Reporting from a recent Dublin meeting with JP Morgan analysts, they note that although CRH did not talk about current trading as such, they believe the overall tone was that there probably would not be a significant negative hit from higher costs, particularly for 2004.
Firstly, regarding US cement, CRH buys about 3.5Mt per year in the US and
cement prices have increased from US$77 at the start of 2004 to US$82 currently. Cement is a major input into ready mix concrete, which CRH sells directly and it also uses to manufacture concrete products.
Management said that the company had been successful so far in passing on the US cement price increases. CRH’s management did comment, however, that energy costs are more of a potential concern for 2005. Assuming cost inputs do not fall in 2005, higher costs would be in for a full year.

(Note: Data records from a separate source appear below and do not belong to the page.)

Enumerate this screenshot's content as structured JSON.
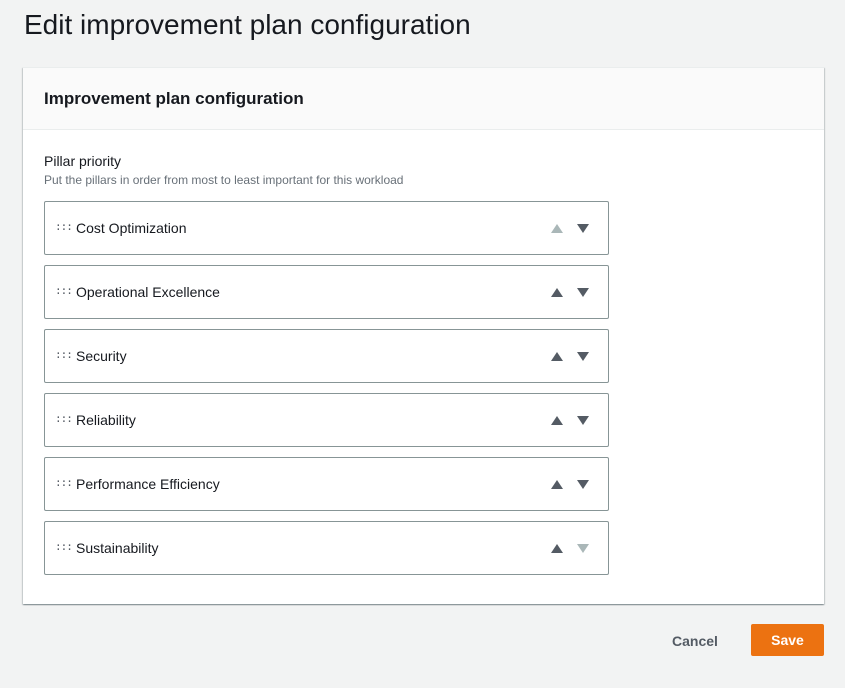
{
  "page": {
    "title": "Edit improvement plan configuration"
  },
  "panel": {
    "title": "Improvement plan configuration",
    "field_label": "Pillar priority",
    "field_description": "Put the pillars in order from most to least important for this workload"
  },
  "pillars": [
    {
      "label": "Cost Optimization",
      "up_enabled": false,
      "down_enabled": true
    },
    {
      "label": "Operational Excellence",
      "up_enabled": true,
      "down_enabled": true
    },
    {
      "label": "Security",
      "up_enabled": true,
      "down_enabled": true
    },
    {
      "label": "Reliability",
      "up_enabled": true,
      "down_enabled": true
    },
    {
      "label": "Performance Efficiency",
      "up_enabled": true,
      "down_enabled": true
    },
    {
      "label": "Sustainability",
      "up_enabled": true,
      "down_enabled": false
    }
  ],
  "icons": {
    "drag_handle": "drag-handle-icon",
    "move_up": "triangle-up-icon",
    "move_down": "triangle-down-icon"
  },
  "actions": {
    "cancel_label": "Cancel",
    "save_label": "Save"
  },
  "colors": {
    "primary": "#ec7211",
    "background": "#f2f3f3",
    "border": "#879596",
    "icon_enabled": "#545b64",
    "icon_disabled": "#aab7b8"
  }
}
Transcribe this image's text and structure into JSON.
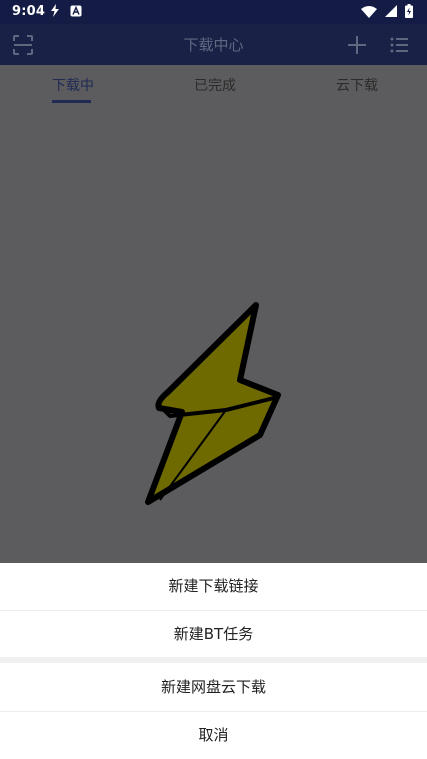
{
  "status_bar": {
    "time": "9:04",
    "left_icons": [
      "flash-icon",
      "app-a-icon"
    ],
    "right_icons": [
      "wifi-icon",
      "signal-icon",
      "battery-icon"
    ]
  },
  "header": {
    "title": "下载中心",
    "left_icon": "scan-icon",
    "right_icons": [
      "add-icon",
      "list-menu-icon"
    ]
  },
  "tabs": [
    {
      "label": "下载中",
      "active": true
    },
    {
      "label": "已完成",
      "active": false
    },
    {
      "label": "云下载",
      "active": false
    }
  ],
  "content": {
    "empty_state_icon": "lightning-bolt-icon"
  },
  "bottom_sheet": {
    "items": [
      {
        "label": "新建下载链接"
      },
      {
        "label": "新建BT任务"
      },
      {
        "label": "新建网盘云下载"
      },
      {
        "label": "取消"
      }
    ]
  },
  "colors": {
    "status_bar_bg": "#141c45",
    "header_bg": "#1a2146",
    "overlay_gray": "#5c5c5e",
    "active_tab": "#1f2a55",
    "bolt_fill": "#6f6a00"
  }
}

JP Morgan had been surprised by a drop in CRH EBIT margins in Ireland in the first half 2004 from 20 per cent to 17.8 per cent despite a nine per cent increase in sales, which the company had attributed to increased competition in the ready mix market.

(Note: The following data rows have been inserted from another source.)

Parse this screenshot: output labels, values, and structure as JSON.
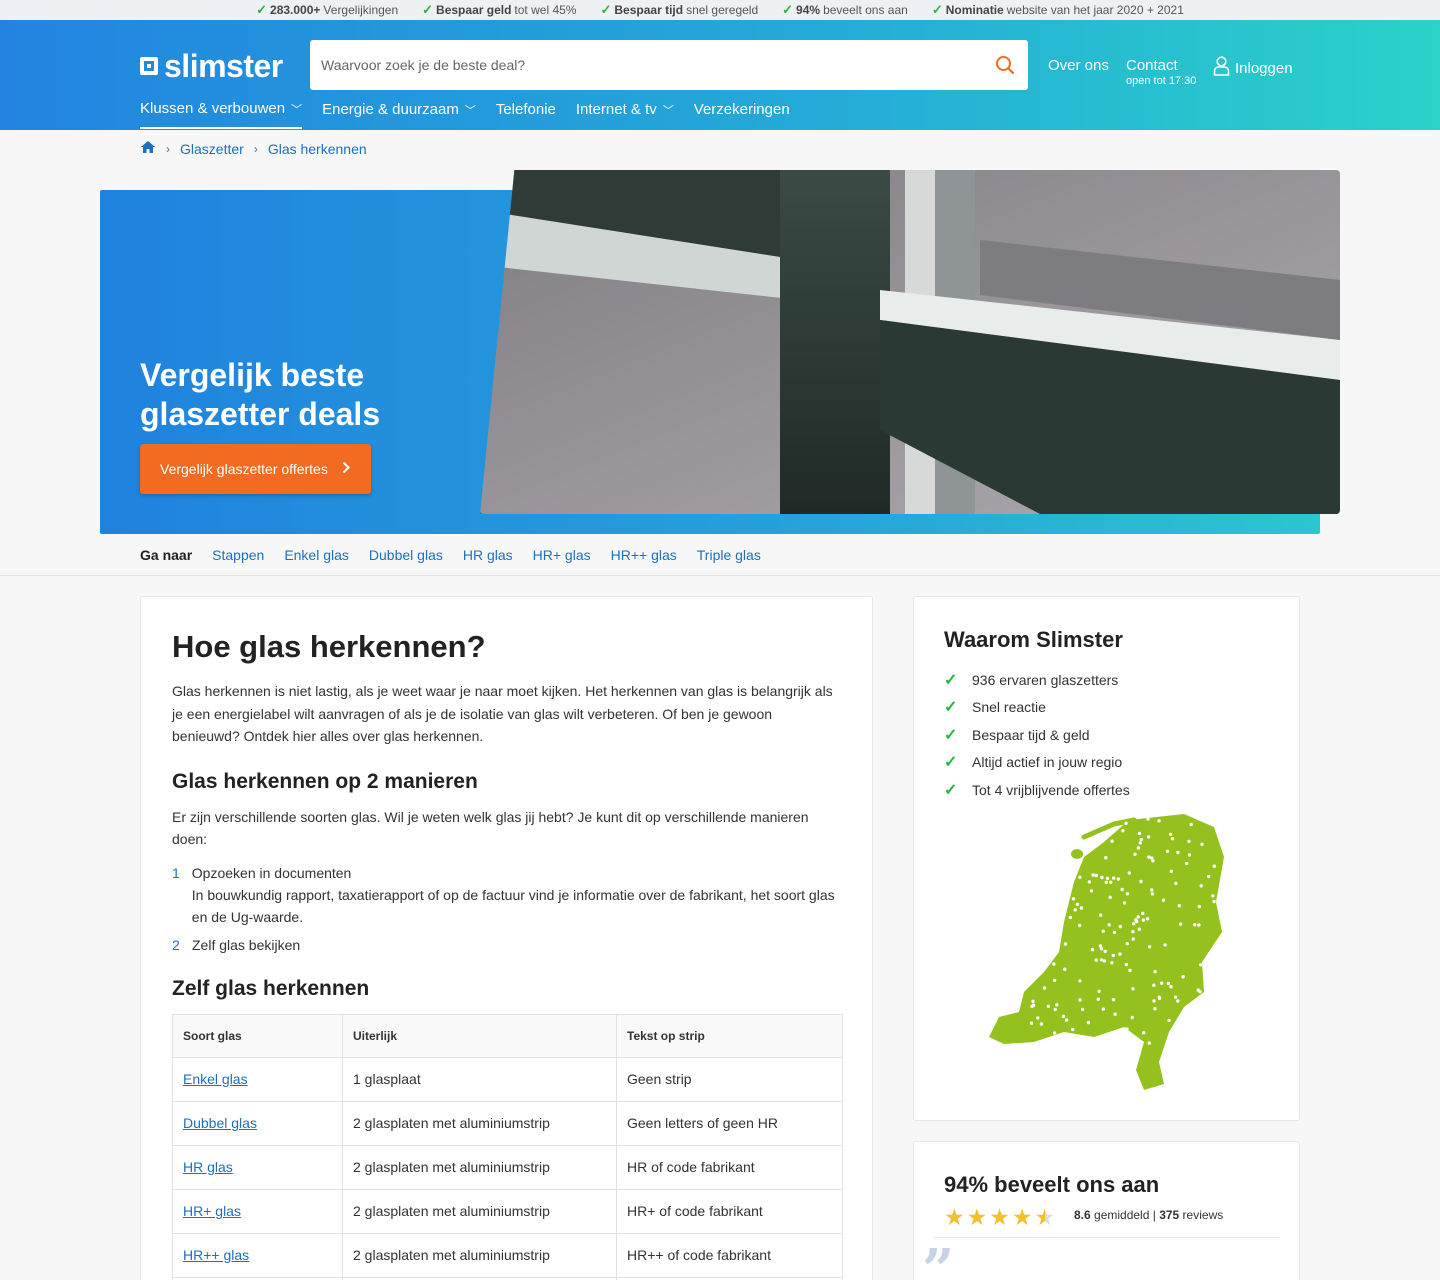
{
  "usp": [
    {
      "bold": "283.000+",
      "text": " Vergelijkingen"
    },
    {
      "bold": "Bespaar geld",
      "text": " tot wel 45%"
    },
    {
      "bold": "Bespaar tijd",
      "text": " snel geregeld"
    },
    {
      "bold": "94%",
      "text": " beveelt ons aan"
    },
    {
      "bold": "Nominatie",
      "text": " website van het jaar 2020 + 2021"
    }
  ],
  "header": {
    "logo": "slimster",
    "search_placeholder": "Waarvoor zoek je de beste deal?",
    "about": "Over ons",
    "contact": "Contact",
    "contact_sub": "open tot 17:30",
    "login": "Inloggen"
  },
  "mainnav": [
    {
      "label": "Klussen & verbouwen",
      "dropdown": true
    },
    {
      "label": "Energie & duurzaam",
      "dropdown": true
    },
    {
      "label": "Telefonie",
      "dropdown": false
    },
    {
      "label": "Internet & tv",
      "dropdown": true
    },
    {
      "label": "Verzekeringen",
      "dropdown": false
    }
  ],
  "breadcrumb": {
    "level1": "Glaszetter",
    "level2": "Glas herkennen"
  },
  "hero": {
    "title": "Vergelijk beste glaszetter deals",
    "button": "Vergelijk glaszetter offertes"
  },
  "goto": {
    "label": "Ga naar",
    "links": [
      "Stappen",
      "Enkel glas",
      "Dubbel glas",
      "HR glas",
      "HR+ glas",
      "HR++ glas",
      "Triple glas"
    ]
  },
  "article": {
    "title": "Hoe glas herkennen?",
    "intro": "Glas herkennen is niet lastig, als je weet waar je naar moet kijken. Het herkennen van glas is belangrijk als je een energielabel wilt aanvragen of als je de isolatie van glas wilt verbeteren. Of ben je gewoon benieuwd? Ontdek hier alles over glas herkennen.",
    "h2_ways": "Glas herkennen op 2 manieren",
    "ways_intro": "Er zijn verschillende soorten glas. Wil je weten welk glas jij hebt? Je kunt dit op verschillende manieren doen:",
    "steps": [
      {
        "num": "1",
        "title": "Opzoeken in documenten",
        "desc": "In bouwkundig rapport, taxatierapport of op de factuur vind je informatie over de fabrikant, het soort glas en de Ug-waarde."
      },
      {
        "num": "2",
        "title": "Zelf glas bekijken",
        "desc": ""
      }
    ],
    "h2_self": "Zelf glas herkennen",
    "table": {
      "headers": [
        "Soort glas",
        "Uiterlijk",
        "Tekst op strip"
      ],
      "rows": [
        [
          "Enkel glas",
          "1 glasplaat",
          "Geen strip"
        ],
        [
          "Dubbel glas",
          "2 glasplaten met aluminiumstrip",
          "Geen letters of geen HR"
        ],
        [
          "HR glas",
          "2 glasplaten met aluminiumstrip",
          "HR of code fabrikant"
        ],
        [
          "HR+ glas",
          "2 glasplaten met aluminiumstrip",
          "HR+ of code fabrikant"
        ],
        [
          "HR++ glas",
          "2 glasplaten met aluminiumstrip",
          "HR++ of code fabrikant"
        ]
      ]
    }
  },
  "why": {
    "title": "Waarom Slimster",
    "items": [
      "936 ervaren glaszetters",
      "Snel reactie",
      "Bespaar tijd & geld",
      "Altijd actief in jouw regio",
      "Tot 4 vrijblijvende offertes"
    ]
  },
  "reviews": {
    "title": "94% beveelt ons aan",
    "score": "8.6",
    "score_label": " gemiddeld | ",
    "count": "375",
    "count_label": " reviews",
    "rating_out_of_5": 4.5
  },
  "colors": {
    "accent": "#f36a21",
    "link": "#1f6fbf",
    "check": "#2db33f",
    "map": "#95c11f"
  }
}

The problem was a lull in activity in large infrastructure projects as a number finished towards the end of 2003 and into the first half of 2004. CRH’s ready mix activities benefit more from large infrastructure projects as it is able to supply the high volumes needed. If the demand mix shifts to smaller projects, then competition increases as smaller players are also able to satisfy demand. CRH expects its ready mix margins to recover as more infrastructure projects come through in 2005.

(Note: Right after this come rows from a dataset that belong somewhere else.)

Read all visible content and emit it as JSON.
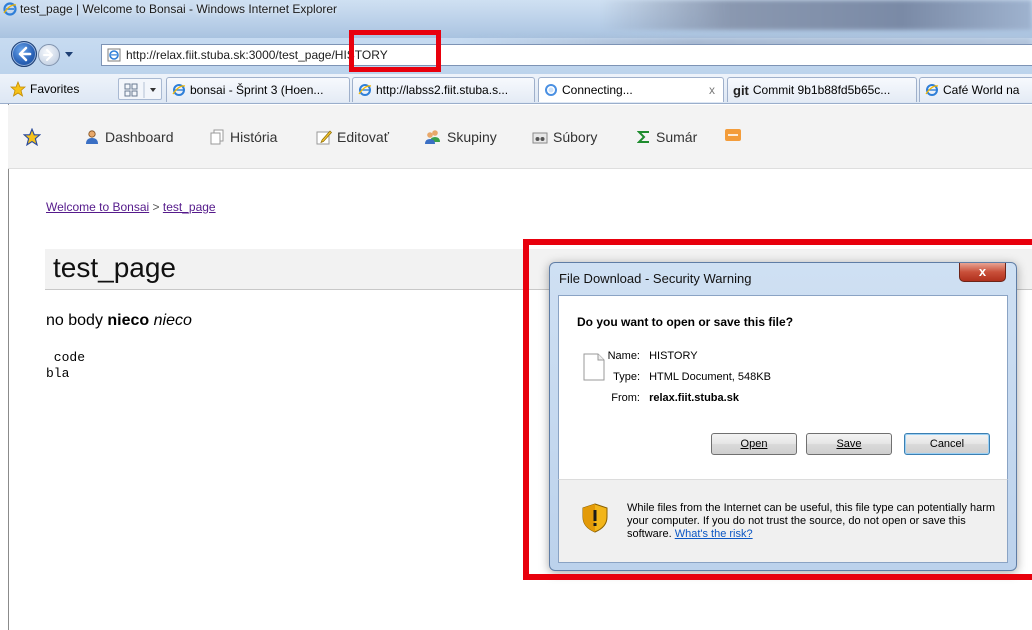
{
  "window": {
    "title": "test_page | Welcome to Bonsai - Windows Internet Explorer",
    "address": "http://relax.fiit.stuba.sk:3000/test_page/HISTORY"
  },
  "tabs_bar": {
    "favorites_label": "Favorites",
    "tabs": [
      {
        "label": "bonsai - Šprint 3 (Hoen...",
        "icon": "ie-page-icon"
      },
      {
        "label": "http://labss2.fiit.stuba.s...",
        "icon": "ie-page-icon"
      },
      {
        "label": "Connecting...",
        "icon": "loading-icon",
        "close": "x"
      },
      {
        "label": "Commit 9b1b88fd5b65c...",
        "prefix": "git",
        "icon": "git-icon"
      },
      {
        "label": "Café World na",
        "icon": "ie-page-icon"
      }
    ]
  },
  "toolbar": {
    "items": [
      {
        "label": "Dashboard",
        "icon": "user-icon"
      },
      {
        "label": "História",
        "icon": "history-icon"
      },
      {
        "label": "Editovať",
        "icon": "pencil-icon"
      },
      {
        "label": "Skupiny",
        "icon": "group-icon"
      },
      {
        "label": "Súbory",
        "icon": "files-icon"
      },
      {
        "label": "Sumár",
        "icon": "sigma-icon"
      },
      {
        "label": "",
        "icon": "rss-icon"
      }
    ]
  },
  "breadcrumb": {
    "root": "Welcome to Bonsai",
    "separator": ">",
    "current": "test_page"
  },
  "page": {
    "title": "test_page",
    "body_plain": "no body",
    "body_bold": "nieco",
    "body_italic": "nieco",
    "code_lines": [
      " code",
      "bla"
    ]
  },
  "dialog": {
    "title": "File Download - Security Warning",
    "close_label": "x",
    "question": "Do you want to open or save this file?",
    "name_label": "Name:",
    "name_value": "HISTORY",
    "type_label": "Type:",
    "type_value": "HTML Document, 548KB",
    "from_label": "From:",
    "from_value": "relax.fiit.stuba.sk",
    "open_label": "Open",
    "save_label": "Save",
    "cancel_label": "Cancel",
    "warning": "While files from the Internet can be useful, this file type can potentially harm your computer. If you do not trust the source, do not open or save this software.",
    "risk_link": "What's the risk?"
  },
  "colors": {
    "highlight": "#e8000d",
    "link_visited": "#551a8b",
    "link": "#0b57c4"
  }
}
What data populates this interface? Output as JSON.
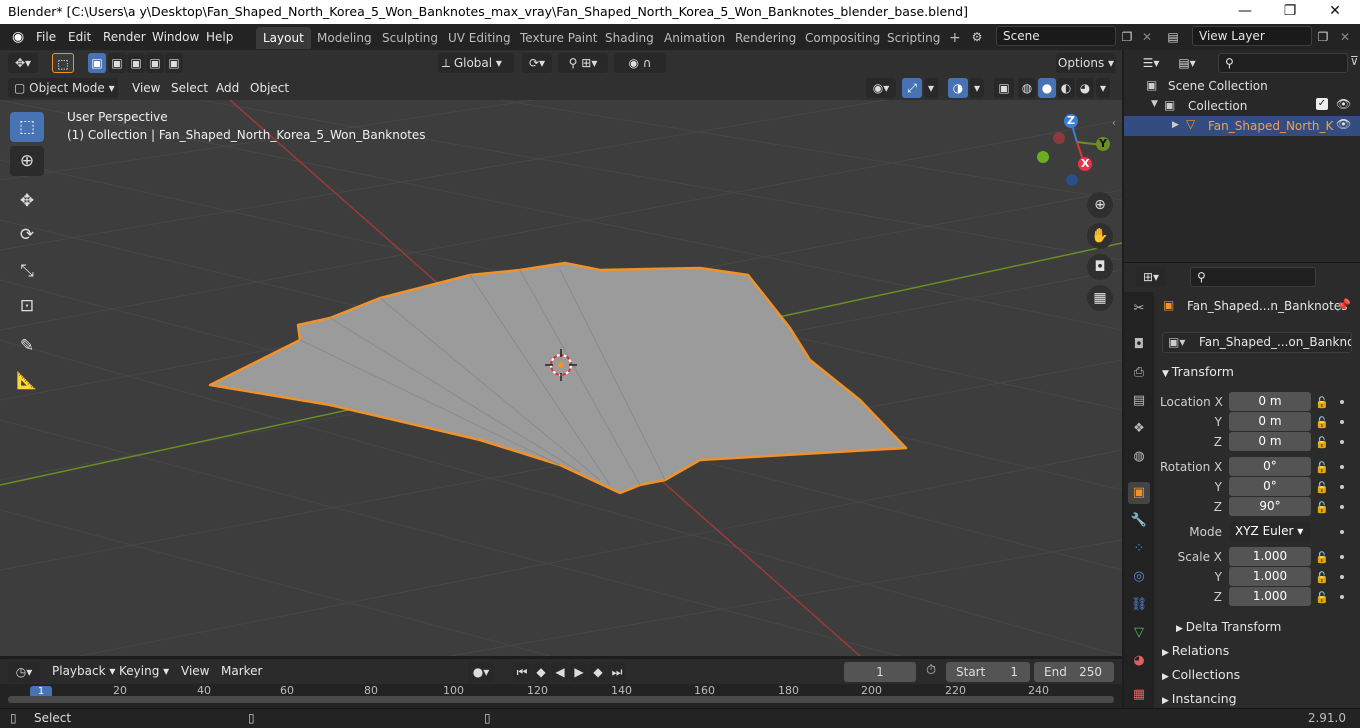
{
  "titlebar": {
    "title": "Blender* [C:\\Users\\a y\\Desktop\\Fan_Shaped_North_Korea_5_Won_Banknotes_max_vray\\Fan_Shaped_North_Korea_5_Won_Banknotes_blender_base.blend]",
    "minimize": "—",
    "maximize": "❐",
    "close": "✕"
  },
  "menus": [
    "File",
    "Edit",
    "Render",
    "Window",
    "Help"
  ],
  "workspaces": [
    "Layout",
    "Modeling",
    "Sculpting",
    "UV Editing",
    "Texture Paint",
    "Shading",
    "Animation",
    "Rendering",
    "Compositing",
    "Scripting"
  ],
  "active_workspace": "Layout",
  "scene": {
    "name": "Scene",
    "view_layer": "View Layer"
  },
  "viewport_header": {
    "transform_orientation": "Global",
    "options": "Options",
    "mode": "Object Mode",
    "menus": [
      "View",
      "Select",
      "Add",
      "Object"
    ]
  },
  "viewport": {
    "perspective": "User Perspective",
    "collection_info": "(1) Collection | Fan_Shaped_North_Korea_5_Won_Banknotes",
    "gizmo": {
      "x": "X",
      "y": "Y",
      "z": "Z"
    }
  },
  "tools": [
    "select-box",
    "cursor",
    "move",
    "rotate",
    "scale",
    "transform",
    "annotate",
    "measure"
  ],
  "outliner": {
    "scene_collection": "Scene Collection",
    "collection": "Collection",
    "object": "Fan_Shaped_North_K"
  },
  "properties": {
    "object_name": "Fan_Shaped...n_Banknotes",
    "datablock_name": "Fan_Shaped_...on_Banknotes",
    "transform_title": "Transform",
    "location": {
      "label": "Location X",
      "x": "0 m",
      "y": "0 m",
      "z": "0 m"
    },
    "rotation": {
      "label": "Rotation X",
      "x": "0°",
      "y": "0°",
      "z": "90°"
    },
    "mode_label": "Mode",
    "mode_value": "XYZ Euler",
    "scale": {
      "label": "Scale X",
      "x": "1.000",
      "y": "1.000",
      "z": "1.000"
    },
    "axis_labels": {
      "y": "Y",
      "z": "Z"
    },
    "delta_transform": "Delta Transform",
    "relations": "Relations",
    "collections": "Collections",
    "instancing": "Instancing"
  },
  "timeline": {
    "menus": [
      "Playback",
      "Keying",
      "View",
      "Marker"
    ],
    "current_frame": "1",
    "start_label": "Start",
    "start": "1",
    "end_label": "End",
    "end": "250",
    "ruler": [
      "20",
      "40",
      "60",
      "80",
      "100",
      "120",
      "140",
      "160",
      "180",
      "200",
      "220",
      "240"
    ],
    "playhead": "1"
  },
  "statusbar": {
    "left": "Select",
    "version": "2.91.0"
  },
  "colors": {
    "accent": "#4772b3",
    "selection_outline": "#f0922a",
    "x_axis": "#9a3a3a",
    "y_axis": "#6b8e23",
    "z_axis": "#3d7fd6"
  }
}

JP Morgan’s sum-of-the-parts-based valuation is €20.5. However, is adds an extra €3.7 per share, which it attributes to the potential future added value from acquisitions that JP Morgan believes CRH can create from its remaining €5.6bn of acquisition capacity that the analysts estimate it has to spend before the beginning of 2008. The main risk to the analysts overweight rating and price target is if there were a slowdown in CRH’s acquisitive growth.